Getting started with Boto3 is easy, but requires a few steps.
Install the latest Boto3 release via pip:
pip install boto3
You may also install a specific version:
pip install boto3==1.0.0
Note
The latest development version can always be found on GitHub.
Before you can begin using Boto3, you should set up authentication credentials. Credentials for your AWS account can be found in the IAM Console. You can create or use an existing user. Go to manage access keys and generate a new set of keys.

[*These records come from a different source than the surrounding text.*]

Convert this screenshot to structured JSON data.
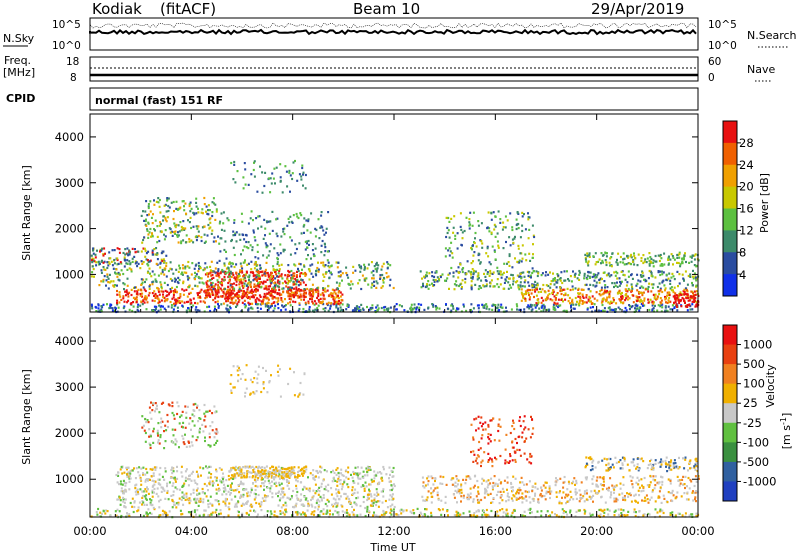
{
  "header": {
    "station": "Kodiak",
    "mode": "(fitACF)",
    "beam": "Beam 10",
    "date": "29/Apr/2019"
  },
  "top_panels": {
    "nsky_label": "N.Sky",
    "nsky_ticks": [
      "10^5",
      "10^0"
    ],
    "nsearch_label": "N.Search",
    "nsearch_ticks": [
      "10^5",
      "10^0"
    ],
    "freq_label_1": "Freq.",
    "freq_label_2": "[MHz]",
    "freq_ticks": [
      "18",
      "8"
    ],
    "nave_label": "Nave",
    "nave_ticks": [
      "60",
      "0"
    ],
    "cpid_label": "CPID",
    "cpid_text": "normal (fast) 151 RF"
  },
  "chart_data": [
    {
      "type": "heatmap",
      "panel": "power",
      "ylabel": "Slant Range [km]",
      "xlabel": "",
      "y_ticks": [
        "1000",
        "2000",
        "3000",
        "4000"
      ],
      "ylim": [
        180,
        4500
      ],
      "x_ticks": [
        "00:00",
        "04:00",
        "08:00",
        "12:00",
        "16:00",
        "20:00",
        "00:00"
      ],
      "colorbar": {
        "label": "Power [dB]",
        "ticks": [
          "4",
          "8",
          "12",
          "16",
          "20",
          "24",
          "28"
        ],
        "colors": [
          "#1030e8",
          "#2a4ca0",
          "#3c8a6a",
          "#5cc040",
          "#c8c800",
          "#f0a000",
          "#f06000",
          "#e81010"
        ]
      }
    },
    {
      "type": "heatmap",
      "panel": "velocity",
      "ylabel": "Slant Range [km]",
      "xlabel": "Time UT",
      "y_ticks": [
        "1000",
        "2000",
        "3000",
        "4000"
      ],
      "ylim": [
        180,
        4500
      ],
      "x_ticks": [
        "00:00",
        "04:00",
        "08:00",
        "12:00",
        "16:00",
        "20:00",
        "00:00"
      ],
      "colorbar": {
        "label": "Velocity",
        "unit": "[m s",
        "unit_exp": "-1",
        "unit_close": "]",
        "ticks": [
          "1000",
          "500",
          "100",
          "25",
          "-25",
          "-100",
          "-500",
          "-1000"
        ],
        "colors": [
          "#2040c0",
          "#3060a0",
          "#3a9040",
          "#60c040",
          "#c8c8c8",
          "#f0b000",
          "#f08020",
          "#e84010",
          "#e81010"
        ]
      }
    }
  ]
}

If you have the AWS CLI installed, then you can use it to configure your credentials file:
aws configure
Alternatively, you can create the credential file yourself. By default, its location is at ~/.aws/credentials:
[default]
aws_access_key_id = YOUR_ACCESS_KEY
aws_secret_access_key = YOUR_SECRET_KEY
You may also want to set a default region. This can be done in the configuration file. By default, its location is at ~/.aws/config:
[default]
region=us-east-1
Alternatively, you can pass a region_name when creating clients and resources.
This sets up credentials for the default profile as well as a default region to use when creating connections. See Credentials for in-depth configuration sources and options.
To use Boto3, you must first import it and tell it what service you are going to use:
import boto3
# Let's use Amazon S3
s3 = boto3.resource('s3')
Now that you have an s3 resource, you can make requests and process responses from the service. The following uses the buckets collection to print out all bucket names:
# Print out bucket names
for bucket in s3.buckets.all():
print(bucket.name)
It's also easy to upload and download binary data. For example, the following uploads a new file to S3. It assumes that the bucket my-bucket already exists:
# Upload a new file
data = open('test.jpg', 'rb')
s3.Bucket('my-bucket').put_object(Key='test.jpg', Body=data)
Resources and Collections will be covered in more detail in the following sections, so don't worry if you do not completely understand the examples.